Expansion joints are just one of the many possibilities for discovery.  Exploring these areas of a manuscript can also lead you to discover new things about your work that turns you in a whole new direction.  In addition to being an outsider in her own community, Lyza fears travel and never wants to leave her family home on the ocean.  Originally, the novel ended with her embracing the idea of venturing beyond her home, but the exploration of this new friendship and his fascination with urban life leads Lyza to venture to "the big city."   This change made her a far more active part of the resolution of the story.  As a result, revising the story to include this friendship lead to a whole new ending organically.  I was as surprised by the turn of events as I hope my readers were.  It's this type of experimentation and discovery that can make revision quite a bit of fun.
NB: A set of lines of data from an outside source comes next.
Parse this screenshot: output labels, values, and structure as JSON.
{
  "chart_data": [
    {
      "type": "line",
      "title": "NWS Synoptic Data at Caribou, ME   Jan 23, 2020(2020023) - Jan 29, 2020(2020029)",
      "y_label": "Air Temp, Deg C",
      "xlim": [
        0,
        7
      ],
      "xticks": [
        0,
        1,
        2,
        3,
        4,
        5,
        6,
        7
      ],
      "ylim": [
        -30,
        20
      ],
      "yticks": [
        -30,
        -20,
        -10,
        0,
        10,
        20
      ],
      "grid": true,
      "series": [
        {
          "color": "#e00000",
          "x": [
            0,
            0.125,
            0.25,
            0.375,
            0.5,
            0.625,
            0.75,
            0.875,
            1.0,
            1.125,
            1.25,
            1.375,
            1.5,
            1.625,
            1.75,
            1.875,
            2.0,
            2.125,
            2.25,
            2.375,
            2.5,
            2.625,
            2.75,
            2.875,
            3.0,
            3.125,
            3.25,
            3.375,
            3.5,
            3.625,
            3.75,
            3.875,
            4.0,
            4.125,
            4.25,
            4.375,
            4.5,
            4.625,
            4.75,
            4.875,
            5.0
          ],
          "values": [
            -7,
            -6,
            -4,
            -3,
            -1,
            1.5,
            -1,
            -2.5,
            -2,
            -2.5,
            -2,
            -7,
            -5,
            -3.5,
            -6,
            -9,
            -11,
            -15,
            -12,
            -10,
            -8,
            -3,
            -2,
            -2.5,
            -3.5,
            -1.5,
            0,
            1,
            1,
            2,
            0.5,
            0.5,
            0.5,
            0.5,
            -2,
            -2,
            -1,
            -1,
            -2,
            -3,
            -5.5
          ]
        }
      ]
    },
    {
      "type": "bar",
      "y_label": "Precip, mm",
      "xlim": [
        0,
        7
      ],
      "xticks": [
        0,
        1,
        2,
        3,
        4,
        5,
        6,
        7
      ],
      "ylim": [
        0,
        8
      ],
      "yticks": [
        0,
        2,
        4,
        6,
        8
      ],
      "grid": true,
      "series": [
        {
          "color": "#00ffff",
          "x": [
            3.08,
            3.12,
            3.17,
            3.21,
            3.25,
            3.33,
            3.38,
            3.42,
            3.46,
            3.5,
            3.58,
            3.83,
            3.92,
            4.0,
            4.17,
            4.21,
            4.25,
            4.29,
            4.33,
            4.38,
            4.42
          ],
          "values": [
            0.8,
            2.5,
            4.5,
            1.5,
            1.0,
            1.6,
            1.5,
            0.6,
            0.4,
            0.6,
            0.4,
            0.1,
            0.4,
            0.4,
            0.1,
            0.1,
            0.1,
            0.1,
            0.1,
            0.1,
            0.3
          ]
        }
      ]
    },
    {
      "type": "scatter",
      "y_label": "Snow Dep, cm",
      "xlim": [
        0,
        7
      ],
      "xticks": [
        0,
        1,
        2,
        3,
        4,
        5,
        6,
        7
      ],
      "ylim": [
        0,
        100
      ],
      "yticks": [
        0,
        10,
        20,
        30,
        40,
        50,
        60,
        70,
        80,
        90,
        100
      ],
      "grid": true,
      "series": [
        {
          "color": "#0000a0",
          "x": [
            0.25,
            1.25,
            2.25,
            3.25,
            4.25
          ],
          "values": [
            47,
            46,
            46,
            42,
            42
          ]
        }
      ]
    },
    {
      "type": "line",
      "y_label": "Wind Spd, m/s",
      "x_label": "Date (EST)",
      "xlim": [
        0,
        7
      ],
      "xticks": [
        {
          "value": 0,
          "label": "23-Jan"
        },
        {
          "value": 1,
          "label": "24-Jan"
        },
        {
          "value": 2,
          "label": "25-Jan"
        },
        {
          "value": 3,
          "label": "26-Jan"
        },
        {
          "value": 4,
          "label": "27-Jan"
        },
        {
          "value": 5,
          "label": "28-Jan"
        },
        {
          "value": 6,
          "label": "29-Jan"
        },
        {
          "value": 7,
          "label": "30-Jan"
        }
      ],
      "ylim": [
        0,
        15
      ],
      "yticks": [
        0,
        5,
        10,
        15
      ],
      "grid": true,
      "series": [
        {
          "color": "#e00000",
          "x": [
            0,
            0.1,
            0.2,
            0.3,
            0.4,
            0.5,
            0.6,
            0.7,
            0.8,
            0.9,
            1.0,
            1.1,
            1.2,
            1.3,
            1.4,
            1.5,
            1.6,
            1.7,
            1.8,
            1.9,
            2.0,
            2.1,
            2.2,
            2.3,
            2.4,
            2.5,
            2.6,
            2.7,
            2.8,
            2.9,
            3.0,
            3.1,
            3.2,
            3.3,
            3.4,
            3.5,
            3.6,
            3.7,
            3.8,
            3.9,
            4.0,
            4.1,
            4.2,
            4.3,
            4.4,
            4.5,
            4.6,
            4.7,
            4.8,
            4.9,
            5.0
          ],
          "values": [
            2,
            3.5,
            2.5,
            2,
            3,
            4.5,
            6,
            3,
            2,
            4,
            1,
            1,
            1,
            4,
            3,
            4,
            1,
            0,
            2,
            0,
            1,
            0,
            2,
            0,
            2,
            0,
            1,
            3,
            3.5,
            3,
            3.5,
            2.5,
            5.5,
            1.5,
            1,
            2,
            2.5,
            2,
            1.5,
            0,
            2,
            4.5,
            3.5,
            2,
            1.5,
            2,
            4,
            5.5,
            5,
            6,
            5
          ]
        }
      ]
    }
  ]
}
It can also be a learning experience.  For longer than I'd care to admit, I've been tyring to write a retelling of the myth of Cassandra in a coal mining community in Virginia in 1911.  It wasn't until an inspiring conversation with a poet friend about the boundaries between a novel-in-verse and a thematic collection of narrative poetry that I fully embraced the idea that I could write this story in verse.  Once I started it, I realized the story fit the medium and it came alive on the page.  I can't say where the revision process will take me with this story because I just started the process--a literary journey that I'm personally looking forward to.  While I'm off revising-- feel free to share your insights and ideas about revising.  I'd love to hear your ideas!

Here's to the new places revision takes us!


  1. For my story "Claustrophobia" the protagonist is claustrophobic, but I was thinking about changing that phobia to something else-potentially Nyctophobia. I was also thinking about emphasizing the protagonist's friendship and having her friend walk into the hidden cave with her. Honestly, there are many different routes I could take with this story, and I'm starting to get a better idea on where to go.

  2. (Genre 360-Andy) I feel the example of your friend who writes a full first draft and puts in a drawer is very helpful. Often when i'm critiqing i'm too set on my original draft to make major changes. However, in my last revision of a scene I completely scratched the original and took the scene in a new direction. I'm satisfied with my new scene, and I think that style of revision is effective.

  3. A. La Faye, I agree with you on re-envisioning as a good way to start a revision. I guess I find that true but the part of leaving getting frustrated once revision is required, I think that is where I need to move faster and leave that emotion to rest. Indeed, attitude is the difference maker!

  4. Greetings! I realize you wrote this post awhile ago, but I just came back to your blog today and so appreciated what you had to say about revisions. I wish I could say I always approached my revisions with a ready and eager spirit, but sometimes I just can't muster it. Recently I had been dragging my feet after the fourth or so revision of a short story, and was feeling discouraged by what was being asked of me by the others involved in the project. But I can say that what I ended up submitting to them was stronger and I can see will serve their purpose far better than the earlier version. But I do agree that I have learned more about my stories when I have allowed revision to happen (let alone the prose improving). Sometimes it's jaw dropping revelation. And if I hadn't returned to revise a certain section I would have never learned that about this character. Thank you for this post! Jessica I.